As aquatics professionals, we need to develop quality and scientifically based programs based on the latest research. More people should be aware that the pool can be the new gym in a world demanding increased efficiency. In the past few years, there has been promising aquatic research coming from the strength and conditioning and sports worlds. Several studies show that the water can be a fantastic training environment to challenge any fitness level, even Olympic and professional athletes. Strength training in the water was once thought impossible but, over the past few years, studies show that if used with the correct pace, equipment and effort, noticeable strength gains can be achieved.

Flexibility can be enhanced by using the water properties and research has shown gains in lower body flexibility after participating in aquatic fitness programs. Power training, especially jump training (Plyometrics), in the water has been extensively studied and the results show very similar results to land-based training but without the added muscle soreness associated with land training. This author has performed research in the area of shallow water sprinting compared to land-based sprinting.
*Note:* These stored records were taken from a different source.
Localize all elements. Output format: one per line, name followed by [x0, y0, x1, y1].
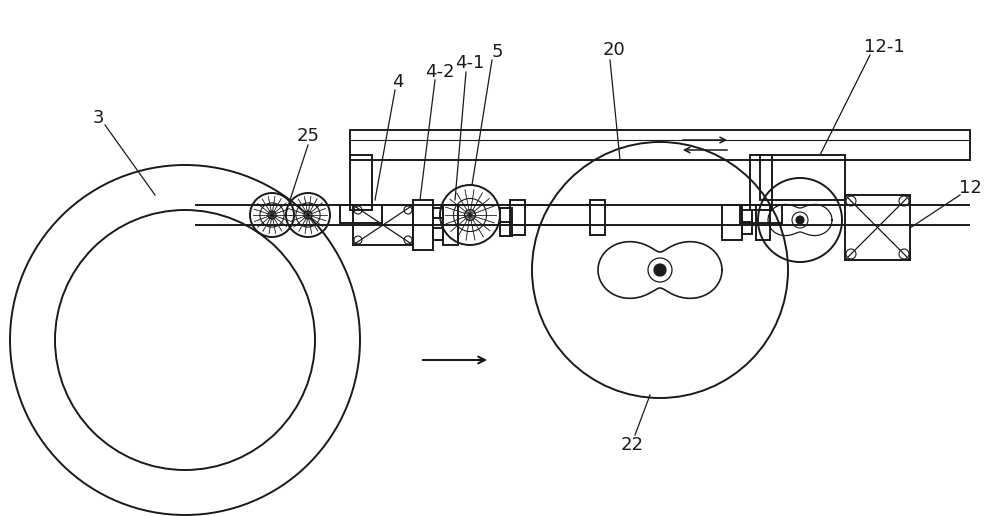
Bar [590, 200, 605, 235]
Bar [722, 205, 742, 240]
Text: 4-2: 4-2 [425, 63, 455, 81]
Text: 25: 25 [296, 127, 320, 145]
Bar [350, 130, 970, 160]
Bar [742, 222, 752, 234]
Bar [340, 205, 382, 223]
Text: 12: 12 [959, 179, 981, 197]
Bar [756, 205, 770, 240]
Circle shape [304, 211, 312, 219]
Bar [433, 208, 443, 218]
Bar [350, 155, 372, 210]
Circle shape [654, 264, 666, 276]
Text: 4-1: 4-1 [455, 54, 485, 72]
Text: 20: 20 [603, 41, 625, 59]
Bar [433, 228, 443, 240]
Text: 22: 22 [620, 436, 644, 454]
Bar [740, 205, 782, 223]
Bar [510, 200, 525, 235]
Bar [742, 210, 752, 222]
Circle shape [796, 216, 804, 224]
Bar [500, 208, 512, 222]
Bar [500, 222, 512, 236]
Bar [443, 205, 458, 245]
Bar [750, 155, 772, 210]
Bar [353, 205, 413, 245]
Bar [760, 155, 845, 200]
Bar [413, 200, 433, 250]
Bar [845, 195, 910, 260]
Text: 3: 3 [92, 109, 104, 127]
Circle shape [465, 209, 475, 220]
Text: 12-1: 12-1 [864, 38, 904, 56]
Circle shape [268, 211, 276, 219]
Text: 5: 5 [491, 43, 503, 61]
Text: 4: 4 [392, 73, 404, 91]
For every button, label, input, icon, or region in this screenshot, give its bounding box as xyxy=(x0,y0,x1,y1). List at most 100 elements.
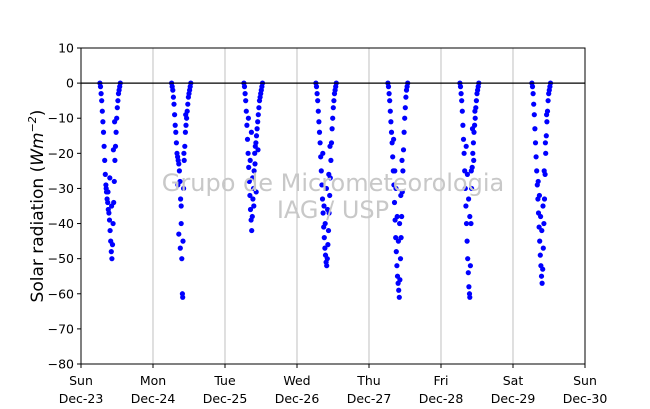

The results showed subjectively that the participants reported a much harder workout in the water with much less muscle soreness.

When developing an aquatic fitness program at your facility, do not be afraid to think outside of the box. This will attract a new clientele that previously would not have considered using your pool. As long as you are familiar with the research, then you can design programs for any population or fitness level. Do not shy away from challenging people no matter how old they are, whether they are an athlete or a Geri-athlete. Remember, the water is the great equalizer. Have fun, but be functional and purposeful.